The Flagstaff Tower is interesting from the fact that it was here the residents from the cantonment of Delhi assembled to make a stand, on hearing that the rebels from Meerut were murdering the British officers on duty within the city, that the three Native regiments and battery of Field Artillery had joined the mutineers, and that at any moment they themselves might expect to be attacked. The tower was 150 feet high, with a low parapet running round the top, approached by a narrow winding staircase. Here the men of the party proposed to await the attack. The ladies, who behaved with the utmost coolness and presence of mind, were, with the wives and children of the few European non-commissioned officers, placed for their greater safety on the stairs, where they were all but suffocated by the stifling heat in such a confined space. The little party on the roof consisted of some twenty British officers, the same number of half-caste buglers and drummers, and half a dozen European soldiers. Not a drop of water, not a particle of food, was to be had. No help appeared to be coming from Meerut, in the direction of which place many a longing and expectant glance had been cast during the anxious hours of that miserable 11th May. Constant and heavy firing was heard from the city and suburbs, and the Cavalry were reported to be advancing on the cantonment.

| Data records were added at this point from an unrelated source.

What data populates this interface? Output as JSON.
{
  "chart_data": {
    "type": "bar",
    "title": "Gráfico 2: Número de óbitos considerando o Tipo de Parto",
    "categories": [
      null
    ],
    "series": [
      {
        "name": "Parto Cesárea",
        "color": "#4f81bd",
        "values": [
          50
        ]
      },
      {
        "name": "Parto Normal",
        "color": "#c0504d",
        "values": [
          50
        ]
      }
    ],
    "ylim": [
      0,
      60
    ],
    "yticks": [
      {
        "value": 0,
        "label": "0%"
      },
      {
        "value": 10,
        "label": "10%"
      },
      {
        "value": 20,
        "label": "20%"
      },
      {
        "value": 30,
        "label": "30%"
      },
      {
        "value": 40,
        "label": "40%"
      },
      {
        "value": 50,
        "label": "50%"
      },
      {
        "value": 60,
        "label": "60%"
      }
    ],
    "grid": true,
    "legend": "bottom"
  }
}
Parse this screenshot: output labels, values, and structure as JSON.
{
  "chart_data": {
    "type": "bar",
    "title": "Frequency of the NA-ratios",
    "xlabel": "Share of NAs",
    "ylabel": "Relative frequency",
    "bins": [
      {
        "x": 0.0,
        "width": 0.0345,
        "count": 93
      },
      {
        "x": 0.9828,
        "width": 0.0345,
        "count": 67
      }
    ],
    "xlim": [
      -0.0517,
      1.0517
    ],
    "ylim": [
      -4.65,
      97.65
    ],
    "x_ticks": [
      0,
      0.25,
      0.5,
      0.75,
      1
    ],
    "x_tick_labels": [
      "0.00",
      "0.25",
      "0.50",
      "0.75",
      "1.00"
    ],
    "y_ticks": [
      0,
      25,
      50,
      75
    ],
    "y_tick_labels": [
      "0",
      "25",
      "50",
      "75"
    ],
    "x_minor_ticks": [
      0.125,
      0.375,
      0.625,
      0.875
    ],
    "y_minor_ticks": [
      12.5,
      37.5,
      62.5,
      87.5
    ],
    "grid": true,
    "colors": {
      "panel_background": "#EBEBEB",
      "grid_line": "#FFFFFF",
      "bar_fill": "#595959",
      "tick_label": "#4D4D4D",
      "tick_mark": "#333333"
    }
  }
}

Before evening the weary watchers realized that their position was untenable, and that their only possible chance of escaping the fate which had befallen the officers within the city (whose dead bodies had been inhumanly sent in a cart to the Tower) lay in flight. Shortly before dark the move was made, the women and children were crowded into the few vehicles available, and accompanied by the men, some on foot and some on horseback, they got away by the road leading towards Umballa. They were only just in time, for before the last of the party were out of sight of the cantonment, crowds of Natives poured into it, burning, plundering, and destroying everything they could find.
Amongst the fugitives from Delhi was Captain Tytler, of the 38th Native Infantry, who, after a variety of vicissitudes, reached Umballa safely with his wife and children. When Anson’s force was being formed for the advance on Delhi, Tytler was placed in charge of the military treasure chest, and through some unaccountable negligence Mrs. Tytler was allowed to accompany him. I believe that, when Mrs. Tytler’s presence became known to the authorities, she would have been sent out of camp to some safe place, but at that time she was not in a fit state to travel, and on the 21st June, a few days after the force took up its position under a heavy cannonade, she gave birth to a son in the waggon in which she was accommodated. The infant, who was christened Stanley Delhi Force, seems to have been looked upon by the soldiery with quite a superstitious feeling, for the father tells us that soon after its birth he overheard a soldier say; ’Now we shall get our reinforcements; this camp was formed to avenge the blood of innocents, and the first reinforcement sent to us is a new-born infant.’ Reinforcements did actually arrive the next day.